Victoria sabia manipular os outros para que assumissem a responsabilidade pelos
erros que ela cometeu e sabia o que dizer para se livrar de problemas.
Ela
chegou a convencer uma professora de que tinha atirado um giz nela apenas por
pressão dos colegas.
"Era
o que ela queria ouvir", ela conta. "Ela queria acreditar que aquela
menina inteligente não era ruim, apenas facilmente influenciável."
Mais
recentemente, Victoria estava obtendo ajuda para controlar seus impulsos. Mas
ela também encontrou apoio, embora possa parecer estranho, de pessoas como ela.
Pergunto
a ela sobre diversos vídeos conhecidos como "o desafio do psicopata",
que viralizaram no TikTok, somando mais de 20 milhões de visualizações. Eles
discutem como os espectadores podem "identificar um psicopata".
A
hashtag "psicopata" é uma das mais populares naquela rede social, com
mais de dois bilhões de visualizações.
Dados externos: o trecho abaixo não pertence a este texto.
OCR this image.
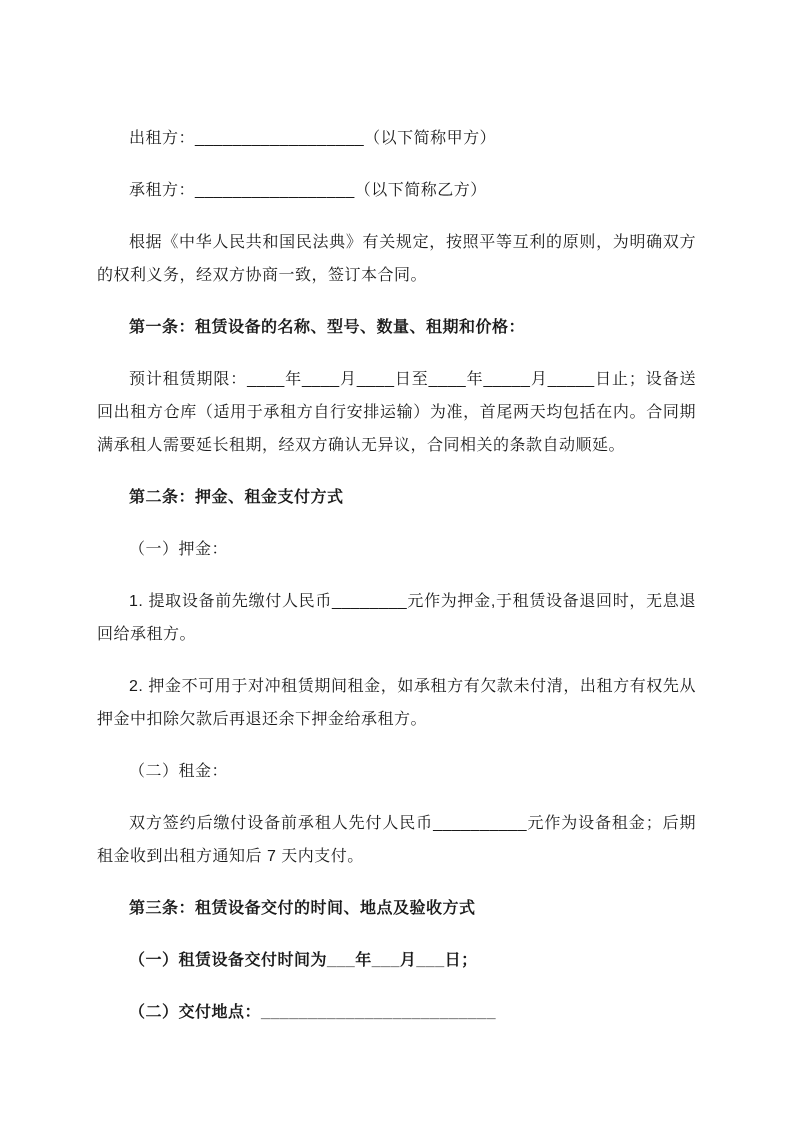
出租方：__________________（以下简称甲方）

承租方：_________________（以下简称乙方）

根据《中华人民共和国民法典》有关规定，按照平等互利的原则，为明确双方的权利义务，经双方协商一致，签订本合同。

第一条：租赁设备的名称、型号、数量、租期和价格：

预计租赁期限：____年____月____日至____年_____月_____日止；设备送回出租方仓库（适用于承租方自行安排运输）为准，首尾两天均包括在内。合同期满承租人需要延长租期，经双方确认无异议，合同相关的条款自动顺延。

第二条：押金、租金支付方式

（一）押金：

1. 提取设备前先缴付人民币________元作为押金,于租赁设备退回时，无息退回给承租方。

2. 押金不可用于对冲租赁期间租金，如承租方有欠款未付清，出租方有权先从押金中扣除欠款后再退还余下押金给承租方。

（二）租金：

双方签约后缴付设备前承租人先付人民币__________元作为设备租金；后期租金收到出租方通知后 7 天内支付。

第三条：租赁设备交付的时间、地点及验收方式

（一）租赁设备交付时间为___年___月___日；

（二）交付地点：_________________________
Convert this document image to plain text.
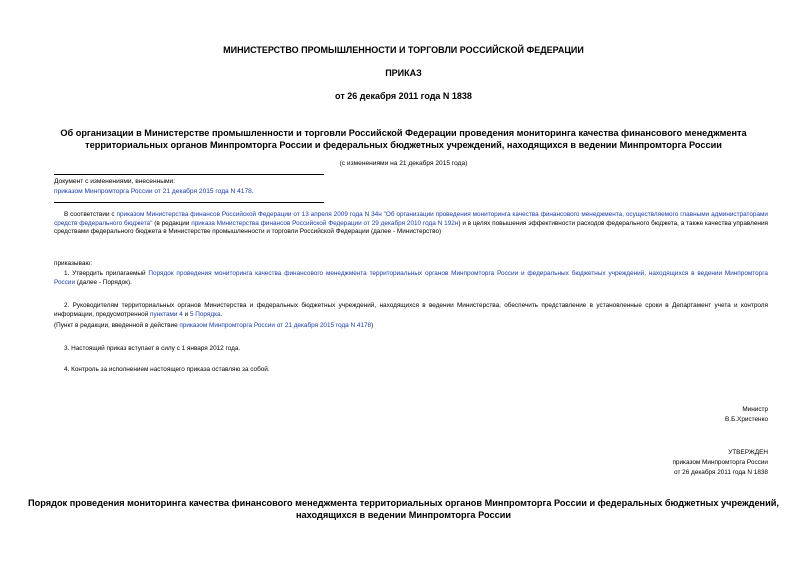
МИНИСТЕРСТВО ПРОМЫШЛЕННОСТИ И ТОРГОВЛИ РОССИЙСКОЙ ФЕДЕРАЦИИ
ПРИКАЗ
от 26 декабря 2011 года N 1838
Об организации в Министерстве промышленности и торговли Российской Федерации проведения мониторинга качества финансового менеджмента
территориальных органов Минпромторга России и федеральных бюджетных учреждений, находящихся в ведении Минпромторга России
(с изменениями на 21 декабря 2015 года)
Документ с изменениями, внесенными:
приказом Минпромторга России от 21 декабря 2015 года N 4178.
В соответствии с приказом Министерства финансов Российской Федерации от 13 апреля 2009 года N 34н "Об организации проведения мониторинга качества финансового менеджмента, осуществляемого главными администраторами средств федерального бюджета" (в редакции приказа Министерства финансов Российской Федерации от 29 декабря 2010 года N 192н) и в целях повышения эффективности расходов федерального бюджета, а также качества управления средствами федерального бюджета в Министерстве промышленности и торговли Российской Федерации (далее - Министерство)
приказываю:
1. Утвердить прилагаемый Порядок проведения мониторинга качества финансового менеджмента территориальных органов Минпромторга России и федеральных бюджетных учреждений, находящихся в ведении Минпромторга России (далее - Порядок).
2. Руководителям территориальных органов Министерства и федеральных бюджетных учреждений, находящихся в ведении Министерства, обеспечить представление в установленные сроки в Департамент учета и контроля информации, предусмотренной пунктами 4 и 5 Порядка.
(Пункт в редакции, введенной в действие приказом Минпромторга России от 21 декабря 2015 года N 4178)
3. Настоящий приказ вступает в силу с 1 января 2012 года.
4. Контроль за исполнением настоящего приказа оставляю за собой.
Министр
В.Б.Христенко
УТВЕРЖДЕН
приказом Минпромторга России
от 26 декабря 2011 года N 1838
Порядок проведения мониторинга качества финансового менеджмента территориальных органов Минпромторга России и федеральных бюджетных учреждений,
находящихся в ведении Минпромторга России
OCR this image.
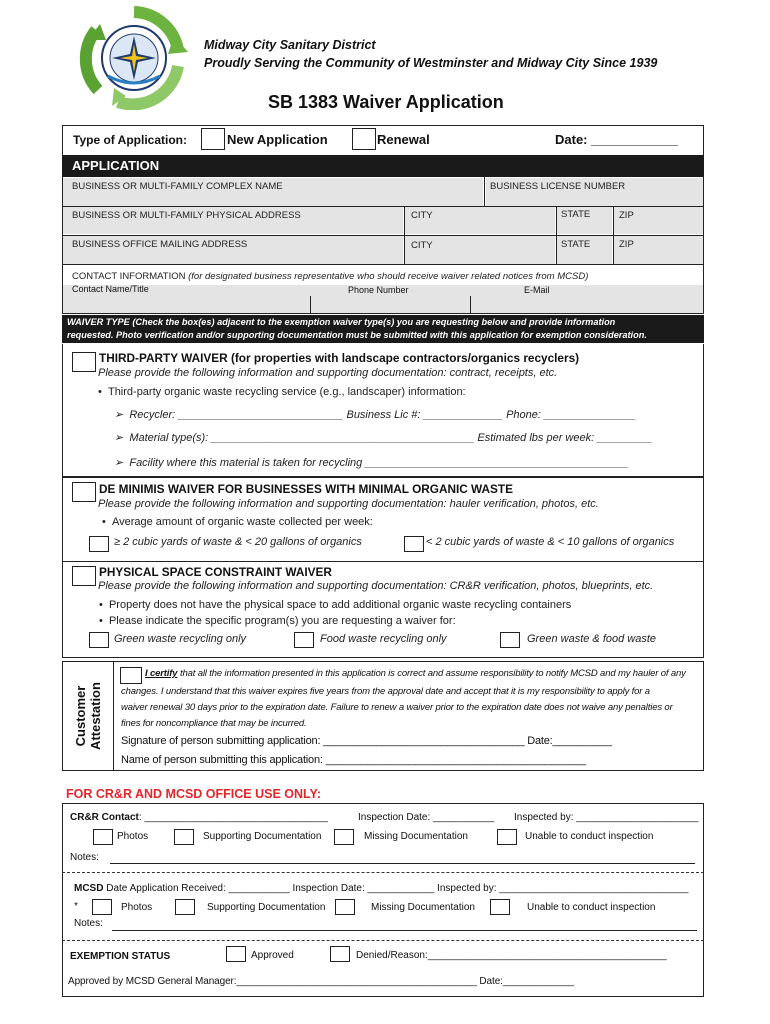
Midway City Sanitary District
Proudly Serving the Community of Westminster and Midway City Since 1939
SB 1383 Waiver Application
Type of Application:	New Application	Renewal	Date: ____________
APPLICATION
BUSINESS OR MULTI-FAMILY COMPLEX NAME	BUSINESS LICENSE NUMBER
BUSINESS OR MULTI-FAMILY PHYSICAL ADDRESS	CITY	STATE	ZIP
BUSINESS OFFICE MAILING ADDRESS	CITY	STATE	ZIP
CONTACT INFORMATION (for designated business representative who should receive waiver related notices from MCSD)
Contact Name/Title	Phone Number	E-Mail
WAIVER TYPE (Check the box(es) adjacent to the exemption waiver type(s) you are requesting below and provide information
requested. Photo verification and/or supporting documentation must be submitted with this application for exemption consideration.
THIRD-PARTY WAIVER (for properties with landscape contractors/organics recyclers)
Please provide the following information and supporting documentation: contract, receipts, etc.
•  Third-party organic waste recycling service (e.g., landscaper) information:
➢  Recycler: ___________________________ Business Lic #: _____________ Phone: _______________
➢  Material type(s): ___________________________________________ Estimated lbs per week: _________
➢  Facility where this material is taken for recycling ___________________________________________
DE MINIMIS WAIVER FOR BUSINESSES WITH MINIMAL ORGANIC WASTE
Please provide the following information and supporting documentation: hauler verification, photos, etc.
•  Average amount of organic waste collected per week:
≥ 2 cubic yards of waste & < 20 gallons of organics	< 2 cubic yards of waste & < 10 gallons of organics
PHYSICAL SPACE CONSTRAINT WAIVER
Please provide the following information and supporting documentation: CR&R verification, photos, blueprints, etc.
•  Property does not have the physical space to add additional organic waste recycling containers
•  Please indicate the specific program(s) you are requesting a waiver for:
Green waste recycling only	Food waste recycling only	Green waste & food waste
Customer Attestation
I certify that all the information presented in this application is correct and assume responsibility to notify MCSD and my hauler of any
changes. I understand that this waiver expires five years from the approval date and accept that it is my responsibility to apply for a
waiver renewal 30 days prior to the expiration date. Failure to renew a waiver prior to the expiration date does not waive any penalties or
fines for noncompliance that may be incurred.
Signature of person submitting application: __________________________________ Date:__________
Name of person submitting this application: ____________________________________________
FOR CR&R AND MCSD OFFICE USE ONLY:
CR&R Contact: _________________________________	Inspection Date: ___________ Inspected by: ______________________
Photos	Supporting Documentation	Missing Documentation	Unable to conduct inspection
Notes:
MCSD Date Application Received: ___________ Inspection Date: ____________ Inspected by: __________________________________
*	Photos	Supporting Documentation	Missing Documentation	Unable to conduct inspection
Notes:
EXEMPTION STATUS	Approved	Denied/Reason:___________________________________________
Approved by MCSD General Manager:____________________________________________ Date:_____________
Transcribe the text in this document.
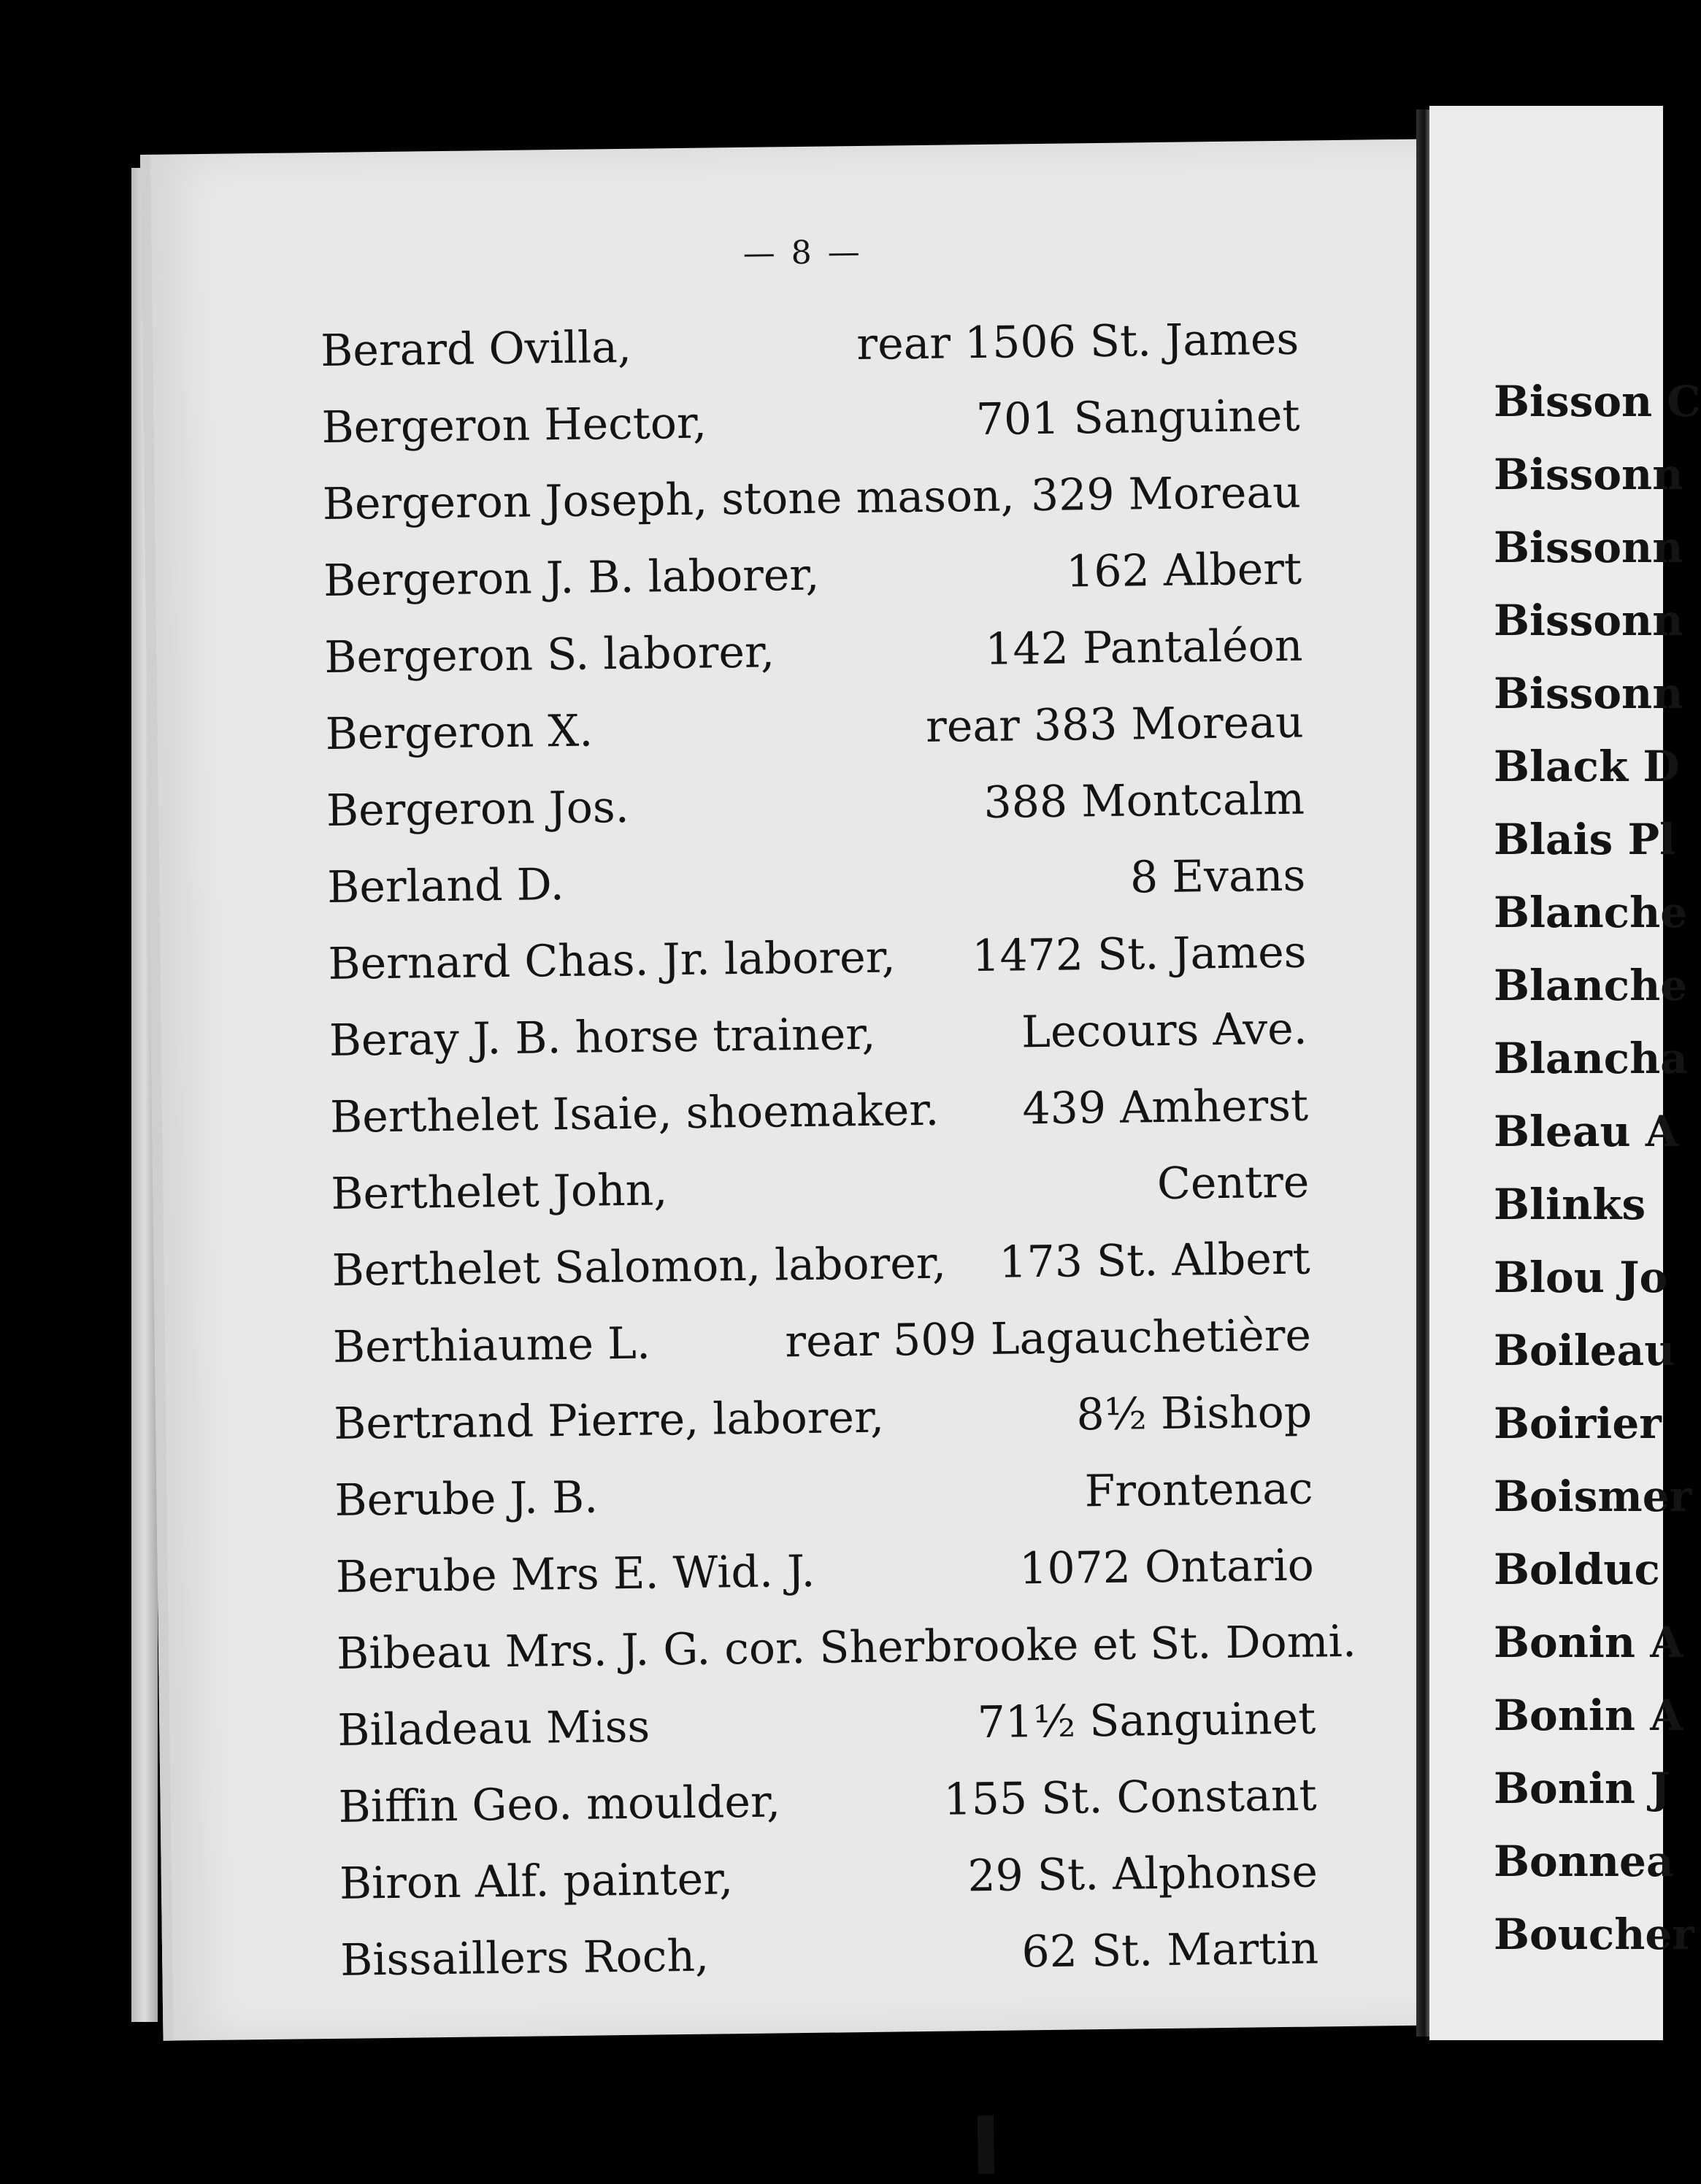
— 8 —
Berard Ovilla,	rear 1506 St. James
Bergeron Hector,	701 Sanguinet
Bergeron Joseph, stone mason, 329 Moreau
Bergeron J. B. laborer,	162 Albert
Bergeron S. laborer,	142 Pantaléon
Bergeron X.	rear 383 Moreau
Bergeron Jos.	388 Montcalm
Berland D.	8 Evans
Bernard Chas. Jr. laborer, 1472 St. James
Beray J. B. horse trainer,	Lecours Ave.
Berthelet Isaie, shoemaker. 439 Amherst
Berthelet John,	Centre
Berthelet Salomon, laborer, 173 St. Albert
Berthiaume L.	rear 509 Lagauchetière
Bertrand Pierre, laborer,	8½ Bishop
Berube J. B.	Frontenac
Berube Mrs E. Wid. J.	1072 Ontario
Bibeau Mrs. J. G. cor. Sherbrooke et St. Domi.
Biladeau Miss	71½ Sanguinet
Biffin Geo. moulder,	155 St. Constant
Biron Alf. painter,	29 St. Alphonse
Bissaillers Roch,	62 St. Martin
Bisson C
Bissonn
Bissonn
Bissonn
Bissonn
Black D
Blais Pl
Blanche
Blanche
Blancha
Bleau A
Blinks
Blou Jo
Boileau
Boirier
Boismer
Bolduc
Bonin A
Bonin A
Bonin J
Bonnea
Boucher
Ela é usada para marcar diversos
assuntos, incluindo imagens de pessoas com psicopatia em julgamentos, e também
é usada como insulto para maus comportamentos.
O que
fica claro é que pessoas acham o tema da psicopatia e seus portadores, ao mesmo
tempo, fascinantes e repulsivos.
Victoria
não acha esses vídeos ofensivos.
"Parte
de ser psicopata é não se importar com o que as pessoas pensam, de forma que
isso não me aborrece", afirma ela.
"Mas
mostra a pouca compreensão das pessoas sobre o espectro completo da
condição."
A
exceção, para ela, são os vídeos que discutem se as pessoas com psicopatia são
mais propensas a maltratar os animais. "Muitos de nós preferimos animais
aos seres humanos", afirma ela, secamente.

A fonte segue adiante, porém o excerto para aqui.